AI Integration

MCP: The 'USB-C for AI' That's About to Connect Every Tool in Your Business

Model Context Protocol hit 97 million installs by March 2026. Every major AI platform — OpenAI, Anthropic, Google — has adopted it. MCP is becoming the standard layer that connects AI agents to your CRM, databases, email, and internal tools. Here's what it is, why it matters, and how to use it.

 ·  9 min read  ·  By BraivIQ Editorial

MCP: The 'USB-C for AI' That's About to Connect Every Tool in Your Business

In November 2024, Anthropic released a technical standard called the Model Context Protocol — MCP. At the time, it attracted a modest amount of attention among AI engineers. By March 2026, it had crossed 97 million installs and was being described by enterprise technology analysts as 'the USB-C of AI': a universal standard that allows any AI model to connect to any tool, data source, or application through a single, consistent interface.

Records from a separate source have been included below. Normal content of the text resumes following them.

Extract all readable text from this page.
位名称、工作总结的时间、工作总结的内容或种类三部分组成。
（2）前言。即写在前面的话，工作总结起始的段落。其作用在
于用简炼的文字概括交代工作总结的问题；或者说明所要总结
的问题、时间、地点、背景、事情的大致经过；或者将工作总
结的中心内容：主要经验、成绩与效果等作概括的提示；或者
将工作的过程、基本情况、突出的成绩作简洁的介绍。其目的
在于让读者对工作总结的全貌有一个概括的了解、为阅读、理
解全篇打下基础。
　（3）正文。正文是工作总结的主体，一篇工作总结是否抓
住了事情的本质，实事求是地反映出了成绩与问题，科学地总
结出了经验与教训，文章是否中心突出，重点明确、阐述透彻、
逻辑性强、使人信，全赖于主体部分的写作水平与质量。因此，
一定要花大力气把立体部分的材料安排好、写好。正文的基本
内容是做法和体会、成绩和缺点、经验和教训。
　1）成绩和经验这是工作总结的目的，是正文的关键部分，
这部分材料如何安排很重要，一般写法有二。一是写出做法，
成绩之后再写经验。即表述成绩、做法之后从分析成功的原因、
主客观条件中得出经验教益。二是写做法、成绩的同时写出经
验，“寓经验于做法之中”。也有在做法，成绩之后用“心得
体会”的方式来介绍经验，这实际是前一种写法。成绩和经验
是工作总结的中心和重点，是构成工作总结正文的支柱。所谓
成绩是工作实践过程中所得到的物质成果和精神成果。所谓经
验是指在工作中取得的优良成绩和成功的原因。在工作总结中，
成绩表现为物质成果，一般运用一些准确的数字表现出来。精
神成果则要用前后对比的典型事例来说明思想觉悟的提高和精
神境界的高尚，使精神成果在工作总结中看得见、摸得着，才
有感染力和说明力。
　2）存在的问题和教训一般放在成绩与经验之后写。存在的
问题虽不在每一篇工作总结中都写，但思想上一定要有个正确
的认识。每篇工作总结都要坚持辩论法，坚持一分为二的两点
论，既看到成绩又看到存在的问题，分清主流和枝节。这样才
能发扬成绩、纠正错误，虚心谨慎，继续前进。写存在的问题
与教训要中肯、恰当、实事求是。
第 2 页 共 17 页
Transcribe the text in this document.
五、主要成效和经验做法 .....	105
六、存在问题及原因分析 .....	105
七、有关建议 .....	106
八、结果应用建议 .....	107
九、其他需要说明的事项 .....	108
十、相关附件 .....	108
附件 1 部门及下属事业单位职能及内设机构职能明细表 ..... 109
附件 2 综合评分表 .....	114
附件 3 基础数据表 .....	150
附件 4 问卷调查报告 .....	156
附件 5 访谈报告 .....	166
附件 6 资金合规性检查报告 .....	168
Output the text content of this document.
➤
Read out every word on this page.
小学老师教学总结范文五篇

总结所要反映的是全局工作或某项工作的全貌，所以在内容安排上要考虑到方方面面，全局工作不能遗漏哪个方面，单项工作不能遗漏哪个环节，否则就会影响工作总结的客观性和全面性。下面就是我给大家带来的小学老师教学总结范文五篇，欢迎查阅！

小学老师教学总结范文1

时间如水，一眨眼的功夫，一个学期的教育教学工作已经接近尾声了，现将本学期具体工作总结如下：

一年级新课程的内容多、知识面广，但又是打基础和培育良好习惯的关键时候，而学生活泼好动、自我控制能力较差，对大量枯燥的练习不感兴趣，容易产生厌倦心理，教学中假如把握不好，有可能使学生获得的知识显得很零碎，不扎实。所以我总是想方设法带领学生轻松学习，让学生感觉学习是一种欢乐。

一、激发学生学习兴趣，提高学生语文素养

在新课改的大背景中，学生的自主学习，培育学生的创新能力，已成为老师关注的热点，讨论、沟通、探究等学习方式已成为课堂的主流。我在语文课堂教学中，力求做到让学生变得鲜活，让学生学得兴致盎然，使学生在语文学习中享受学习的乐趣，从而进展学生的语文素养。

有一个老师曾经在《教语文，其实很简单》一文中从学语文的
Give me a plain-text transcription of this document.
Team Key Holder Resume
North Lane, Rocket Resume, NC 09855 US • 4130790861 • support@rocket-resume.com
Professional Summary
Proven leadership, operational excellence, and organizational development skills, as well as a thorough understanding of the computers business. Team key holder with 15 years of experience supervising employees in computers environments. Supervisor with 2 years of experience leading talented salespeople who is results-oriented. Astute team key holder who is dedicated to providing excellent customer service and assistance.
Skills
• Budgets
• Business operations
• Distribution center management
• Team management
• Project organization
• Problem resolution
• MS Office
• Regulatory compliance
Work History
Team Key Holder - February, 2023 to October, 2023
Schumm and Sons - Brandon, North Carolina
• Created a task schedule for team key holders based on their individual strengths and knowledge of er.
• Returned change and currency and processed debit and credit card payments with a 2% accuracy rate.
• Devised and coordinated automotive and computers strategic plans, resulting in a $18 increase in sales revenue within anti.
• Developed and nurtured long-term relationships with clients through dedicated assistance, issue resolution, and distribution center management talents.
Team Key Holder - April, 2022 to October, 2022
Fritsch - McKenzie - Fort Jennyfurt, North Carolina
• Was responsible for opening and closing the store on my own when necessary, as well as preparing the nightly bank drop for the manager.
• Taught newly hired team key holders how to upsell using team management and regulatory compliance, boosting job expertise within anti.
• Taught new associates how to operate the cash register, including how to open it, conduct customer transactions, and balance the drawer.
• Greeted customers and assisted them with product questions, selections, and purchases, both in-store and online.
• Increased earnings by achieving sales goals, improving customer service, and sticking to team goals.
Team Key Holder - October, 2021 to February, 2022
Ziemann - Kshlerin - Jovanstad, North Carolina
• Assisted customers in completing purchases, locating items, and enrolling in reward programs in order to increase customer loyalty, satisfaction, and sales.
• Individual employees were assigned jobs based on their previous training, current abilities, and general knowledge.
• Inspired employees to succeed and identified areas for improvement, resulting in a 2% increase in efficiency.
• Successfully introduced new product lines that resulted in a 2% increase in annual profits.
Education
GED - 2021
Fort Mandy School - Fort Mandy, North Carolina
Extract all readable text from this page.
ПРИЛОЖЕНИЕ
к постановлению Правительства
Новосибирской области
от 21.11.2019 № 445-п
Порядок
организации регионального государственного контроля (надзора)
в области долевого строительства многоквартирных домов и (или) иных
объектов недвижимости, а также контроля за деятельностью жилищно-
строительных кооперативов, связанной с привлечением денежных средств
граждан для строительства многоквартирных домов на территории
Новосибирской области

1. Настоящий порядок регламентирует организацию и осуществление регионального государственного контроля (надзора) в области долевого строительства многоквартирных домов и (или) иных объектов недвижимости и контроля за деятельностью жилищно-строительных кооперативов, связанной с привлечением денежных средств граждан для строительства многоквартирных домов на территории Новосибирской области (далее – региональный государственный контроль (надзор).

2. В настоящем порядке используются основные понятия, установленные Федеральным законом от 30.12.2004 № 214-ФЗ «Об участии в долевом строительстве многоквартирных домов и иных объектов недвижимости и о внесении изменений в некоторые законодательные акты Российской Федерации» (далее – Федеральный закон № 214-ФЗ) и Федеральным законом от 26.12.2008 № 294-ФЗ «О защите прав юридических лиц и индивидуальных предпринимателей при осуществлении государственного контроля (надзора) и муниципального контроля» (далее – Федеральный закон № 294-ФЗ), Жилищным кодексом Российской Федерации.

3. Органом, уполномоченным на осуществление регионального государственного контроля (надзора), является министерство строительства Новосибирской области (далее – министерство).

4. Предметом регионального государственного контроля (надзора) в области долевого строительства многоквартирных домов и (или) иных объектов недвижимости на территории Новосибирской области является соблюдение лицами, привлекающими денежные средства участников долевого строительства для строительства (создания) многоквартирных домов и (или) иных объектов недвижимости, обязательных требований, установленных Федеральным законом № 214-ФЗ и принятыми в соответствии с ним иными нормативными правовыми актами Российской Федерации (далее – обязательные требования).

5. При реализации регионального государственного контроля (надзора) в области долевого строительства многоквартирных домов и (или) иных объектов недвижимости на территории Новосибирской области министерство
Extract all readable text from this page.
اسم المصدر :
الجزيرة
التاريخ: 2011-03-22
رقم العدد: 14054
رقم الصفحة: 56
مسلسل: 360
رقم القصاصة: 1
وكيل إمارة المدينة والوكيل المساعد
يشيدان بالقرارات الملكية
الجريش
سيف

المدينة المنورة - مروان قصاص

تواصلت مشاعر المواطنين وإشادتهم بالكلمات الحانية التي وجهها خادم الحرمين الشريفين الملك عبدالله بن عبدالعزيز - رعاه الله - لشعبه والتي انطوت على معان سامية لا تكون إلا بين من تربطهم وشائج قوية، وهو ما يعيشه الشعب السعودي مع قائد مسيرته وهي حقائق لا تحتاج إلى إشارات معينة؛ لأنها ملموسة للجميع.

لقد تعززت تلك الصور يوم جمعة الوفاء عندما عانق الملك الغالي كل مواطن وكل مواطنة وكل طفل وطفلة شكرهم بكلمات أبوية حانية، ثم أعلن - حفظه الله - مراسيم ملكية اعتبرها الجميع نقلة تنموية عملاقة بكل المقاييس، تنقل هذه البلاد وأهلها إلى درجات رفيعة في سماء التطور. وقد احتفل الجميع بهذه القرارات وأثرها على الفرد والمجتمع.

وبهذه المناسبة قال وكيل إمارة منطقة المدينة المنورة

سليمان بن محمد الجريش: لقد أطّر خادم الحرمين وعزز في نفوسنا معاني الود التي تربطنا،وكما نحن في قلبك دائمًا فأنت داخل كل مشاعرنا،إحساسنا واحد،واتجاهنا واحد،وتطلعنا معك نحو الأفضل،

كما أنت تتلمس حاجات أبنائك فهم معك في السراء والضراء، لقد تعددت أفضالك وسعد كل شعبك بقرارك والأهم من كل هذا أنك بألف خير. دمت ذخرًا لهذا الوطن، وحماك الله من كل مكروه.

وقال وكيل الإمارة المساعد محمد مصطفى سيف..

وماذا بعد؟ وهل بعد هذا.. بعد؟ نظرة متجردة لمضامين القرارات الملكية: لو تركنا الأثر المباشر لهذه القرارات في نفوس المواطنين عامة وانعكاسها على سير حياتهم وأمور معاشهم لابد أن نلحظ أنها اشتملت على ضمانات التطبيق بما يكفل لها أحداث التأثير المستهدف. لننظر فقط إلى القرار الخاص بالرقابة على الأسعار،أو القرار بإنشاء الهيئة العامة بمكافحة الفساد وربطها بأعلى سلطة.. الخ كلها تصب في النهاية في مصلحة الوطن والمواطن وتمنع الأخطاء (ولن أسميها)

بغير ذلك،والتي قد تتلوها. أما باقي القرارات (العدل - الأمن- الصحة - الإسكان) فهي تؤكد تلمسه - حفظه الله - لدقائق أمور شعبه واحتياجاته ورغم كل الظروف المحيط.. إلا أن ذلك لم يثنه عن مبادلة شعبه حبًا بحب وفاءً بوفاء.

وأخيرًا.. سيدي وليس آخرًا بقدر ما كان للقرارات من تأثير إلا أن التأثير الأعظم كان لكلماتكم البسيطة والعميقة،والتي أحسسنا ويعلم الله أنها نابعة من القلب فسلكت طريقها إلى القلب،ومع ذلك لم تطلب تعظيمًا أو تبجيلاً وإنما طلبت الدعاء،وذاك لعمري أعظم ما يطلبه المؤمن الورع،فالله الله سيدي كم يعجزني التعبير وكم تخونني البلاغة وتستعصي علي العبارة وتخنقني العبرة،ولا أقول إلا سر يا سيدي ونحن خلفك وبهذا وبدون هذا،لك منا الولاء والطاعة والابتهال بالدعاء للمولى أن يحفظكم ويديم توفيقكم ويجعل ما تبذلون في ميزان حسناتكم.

Every major AI platform has adopted MCP: OpenAI, Google, Anthropic, and Microsoft have all built or committed to MCP compatibility. Gartner predicts 40% of enterprise applications will include MCP-enabled AI agents by the end of 2026. For businesses evaluating AI integration, understanding MCP is no longer optional — it is the architectural foundation on which serious AI systems are being built in 2026.

97M — MCP installs by March 2026 (cementing it as the agentic infrastructure standard)  ·  70% — reduction in AI integration development cost enabled by MCP vs custom connectors  ·  35–40% — productivity boost in first 6 months for MCP-based agentic deployments  ·  40% — of enterprise apps will contain MCP-enabled AI agents by end of 2026 (Gartner)

What MCP Actually Is — In Plain English

Before MCP, connecting an AI model to a business tool required custom code for every connection. Want your AI agent to read emails from Gmail, update records in Salesforce, query your internal database, and post to Slack? That was four separate integration projects, each requiring engineering time and ongoing maintenance. When a tool updated its API, your integration broke.

MCP solves this with a single standard. Instead of four custom integrations, you connect each tool to the MCP standard once. Any MCP-compatible AI model can then immediately use any MCP-connected tool — without additional custom code. The AI agent can pull a file from Google Drive, query a database, update a CRM record, and trigger an action in an internal app, all through the same standardised interface. It's the difference between USB-C (one cable for everything) and the pre-USB world of proprietary connectors.

The Business Cases Already Running on MCP

  • IT operations: Agents connected simultaneously to monitoring systems, ticketing tools, logging platforms, and internal runbooks. When an alert fires, the agent reads the logs, cross-references the knowledge base, and executes the fix — or escalates with a complete diagnostic report. Getronics automated over 1 million IT tickets annually using this pattern.
  • Sales intelligence: Agents connected to CRM, LinkedIn, news feeds, and company databases. A sales rep gets a real-time brief on every prospect — company news, funding rounds, job postings, and recent interactions — assembled in seconds by an agent pulling from multiple sources through MCP.
  • Customer support: Agents connected to CRM, order management, knowledge base, and email. Tier-1 queries resolved autonomously with full context awareness. Human agents handed only genuinely complex situations, with the agent's research already completed.
  • Finance and compliance: Agents connected to accounting systems, regulatory databases, and internal policy documents. Routine compliance checks — reconciliations, audit trail reviews, regulatory filing verification — completed automatically, flagging exceptions for human review.
  • Document workflows: Agents connected to cloud storage, CRM, email, and internal systems. When a new contract arrives, the agent extracts key terms, updates the CRM, creates a task for review, and sends a summary to the relevant team — automatically.

MCP vs Custom API Integration: When to Use Each

MCP is not a replacement for all custom integration work. It is the right approach for standard business tools (Salesforce, HubSpot, Google Workspace, Slack, Notion, Jira, GitHub) where MCP connectors already exist and are maintained by the tool vendors. For proprietary internal systems, legacy applications, or tools with highly specialised data structures, custom integration work may still be required — but MCP provides the standard interface layer that makes the AI model side of that integration consistent.

How to Evaluate Your MCP Readiness

  1. Inventory your business tools: List every tool your team uses daily. Check whether each has a published MCP connector (the major tools all do in 2026).
  2. Identify your highest-value integration point: Where would an AI agent with real-time access to your business data create the most value? Start there, not with the easiest integration.
  3. Assess your data architecture: MCP connections require your data to be accessible via API. If critical business data lives in spreadsheets or legacy systems without APIs, that is the prerequisite to solve first.
  4. Choose your AI model layer: MCP works with GPT-4.1, Claude, and Gemini. Your model choice should be driven by your specific task requirements, not by MCP compatibility.

MCP is infrastructure. Like HTTP for the web or USB-C for devices, it is the kind of standard that enables an entire ecosystem. The businesses that architect around MCP now will have integration advantages that compound as the connector ecosystem grows.